Younger buyers want speed but still demand accountability

AI fears impacting office real estate.

One of the more surprising findings involves younger consumers. Gen Z and millennial buyers show stronger openness to AI in real estate during the home search process. Half of Gen Z respondents said such tools would make them feel more confident about buying, selling, or insuring a home.

However, that openness has clear limits. Younger buyers also showed more willingness than older groups to pay for human verification of AI-generated results. That finding flips a common industry assumption. Digital natives may embrace faster workflows, but they still want someone accountable when things go wrong.

Cotality’s data supports the case for speed. AI in real estate could cut mortgage processing timelines by one to three months. For buyers navigating competitive markets with tight budgets, it is a meaningful advantage. Even so, the demand for human backup remains strong across every generation surveyed.

Disclosure has become a dealbreaker

Transparency now sits at the center of buyer concerns about AI in real estate.

More than two-thirds of respondents said clear disclosure of AI use matters to them. Cotality found that 37% believe disclosure should become mandatory, a figure that climbed to 61% among baby boomers. Nearly half of buyers said lenders and insurers should not run AI-based property valuations without prior approval. Meanwhile, 64% worry that automated systems may recycle inaccurate or unverified data.

Those concerns send a direct signal to the industry. Companies that label AI-generated outputs clearly and explain how their tools work may earn stronger buyer loyalty than competitors that keep the process hidden. Transparency around AI in real estate could become a genuine competitive advantage.

U.S. buyers lean toward human guidance

AI robot giving financial advice to a human in a high-tech office with holograms, dollar symbols, and market data displays. Florida tops in AI-powered money decisions.

Country-level data from the survey shows American buyers hold particularly strong preferences for human involvement at critical points in a transaction.

In the United States, 55% of buyers said they would rather work with a person to secure a mortgage, up from 46% the previous year. Two-thirds preferred human help over automated systems for legal guidance, up from 54%. More than half trusted people over technology when assessing natural disaster risk tied to a property.

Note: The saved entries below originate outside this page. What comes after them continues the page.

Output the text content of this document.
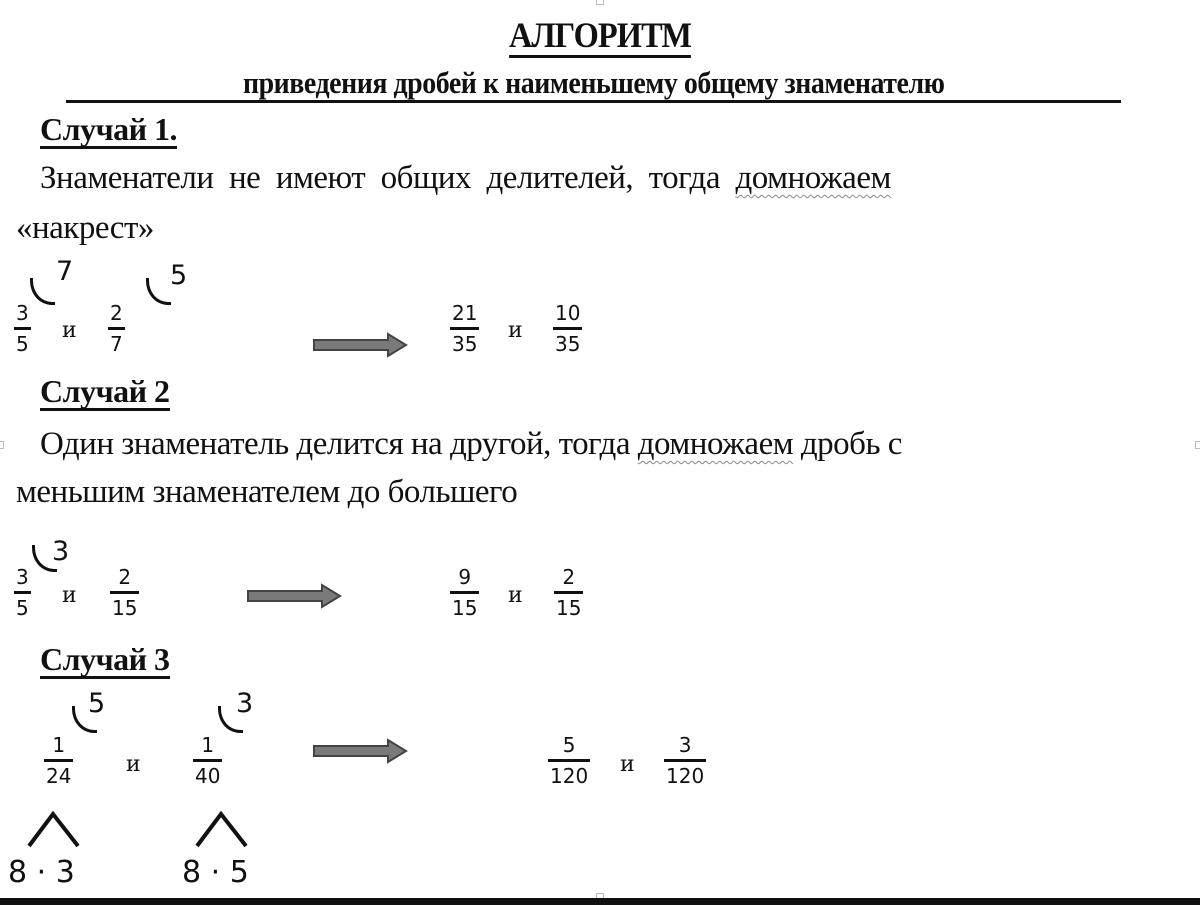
АЛГОРИТМ
приведения дробей к наименьшему общему знаменателю
Случай 1.
Знаменатели  не  имеют  общих  делителей,  тогда  домножаем
«накрест»
7	5
3
5
и
2
7
21
35
и
10
35
Случай 2
Один знаменатель делится на другой, тогда домножаем дробь с
меньшим знаменателем до большего
3
3
5 и
2
15
9
15 и
2
15
Случай 3
5	3
1
24 и
1
40
8 · 3	8 · 5
5
120 и
3
120
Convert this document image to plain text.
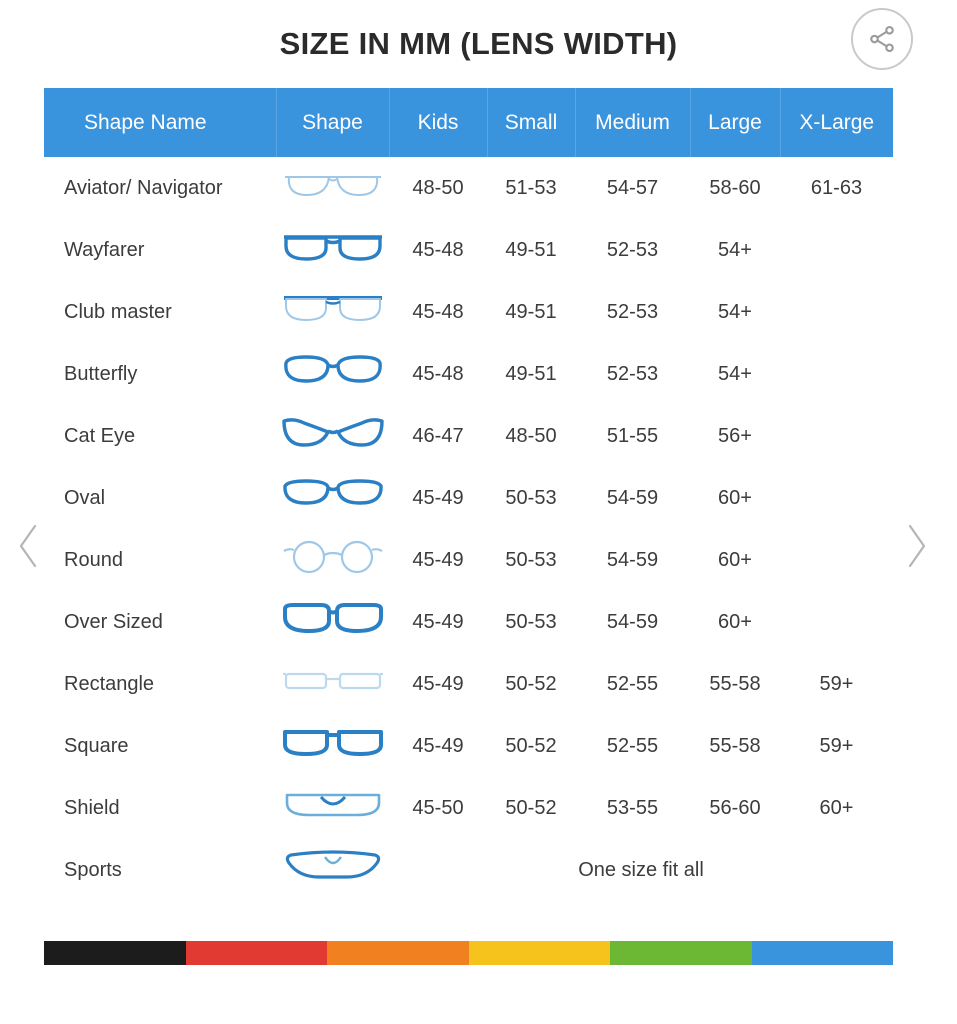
SIZE IN MM (LENS WIDTH)
Shape Name	Shape	Kids	Small	Medium	Large	X-Large
Aviator/ Navigator		48-50	51-53	54-57	58-60	61-63
Wayfarer		45-48	49-51	52-53	54+	
Club master		45-48	49-51	52-53	54+	
Butterfly		45-48	49-51	52-53	54+	
Cat Eye		46-47	48-50	51-55	56+	
Oval		45-49	50-53	54-59	60+	
Round		45-49	50-53	54-59	60+	
Over Sized		45-49	50-53	54-59	60+	
Rectangle		45-49	50-52	52-55	55-58	59+
Square		45-49	50-52	52-55	55-58	59+
Shield		45-50	50-52	53-55	56-60	60+
Sports		One size fit all				
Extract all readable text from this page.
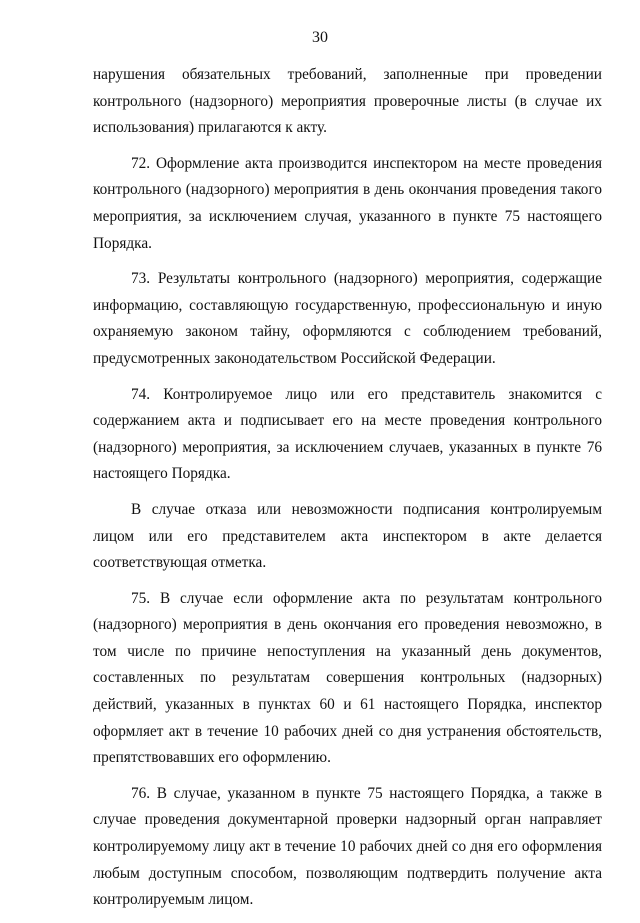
30

нарушения обязательных требований, заполненные при проведении контрольного (надзорного) мероприятия проверочные листы (в случае их использования) прилагаются к акту.

72. Оформление акта производится инспектором на месте проведения контрольного (надзорного) мероприятия в день окончания проведения такого мероприятия, за исключением случая, указанного в пункте 75 настоящего Порядка.

73. Результаты контрольного (надзорного) мероприятия, содержащие информацию, составляющую государственную, профессиональную и иную охраняемую законом тайну, оформляются с соблюдением требований, предусмотренных законодательством Российской Федерации.

74. Контролируемое лицо или его представитель знакомится с содержанием акта и подписывает его на месте проведения контрольного (надзорного) мероприятия, за исключением случаев, указанных в пункте 76 настоящего Порядка.

В случае отказа или невозможности подписания контролируемым лицом или его представителем акта инспектором в акте делается соответствующая отметка.

75. В случае если оформление акта по результатам контрольного (надзорного) мероприятия в день окончания его проведения невозможно, в том числе по причине непоступления на указанный день документов, составленных по результатам совершения контрольных (надзорных) действий, указанных в пунктах 60 и 61 настоящего Порядка, инспектор оформляет акт в течение 10 рабочих дней со дня устранения обстоятельств, препятствовавших его оформлению.

76. В случае, указанном в пункте 75 настоящего Порядка, а также в случае проведения документарной проверки надзорный орган направляет контролируемому лицу акт в течение 10 рабочих дней со дня его оформления любым доступным способом, позволяющим подтвердить получение акта контролируемым лицом.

Those numbers show exactly where real estate professionals can prove their value. Technology may help buyers search faster and compare rates more easily. But when legal, financial, or safety decisions arrive, most buyers still want a person making the call.

Cotality urged the industry to label AI influence in marketing materials, explain how automated tools shape housing decisions, and maintain clear records covering data sources, outputs, and client consent.

The buyer’s message is unambiguous. AI in real estate can help move the process forward. But humans still need to check the work.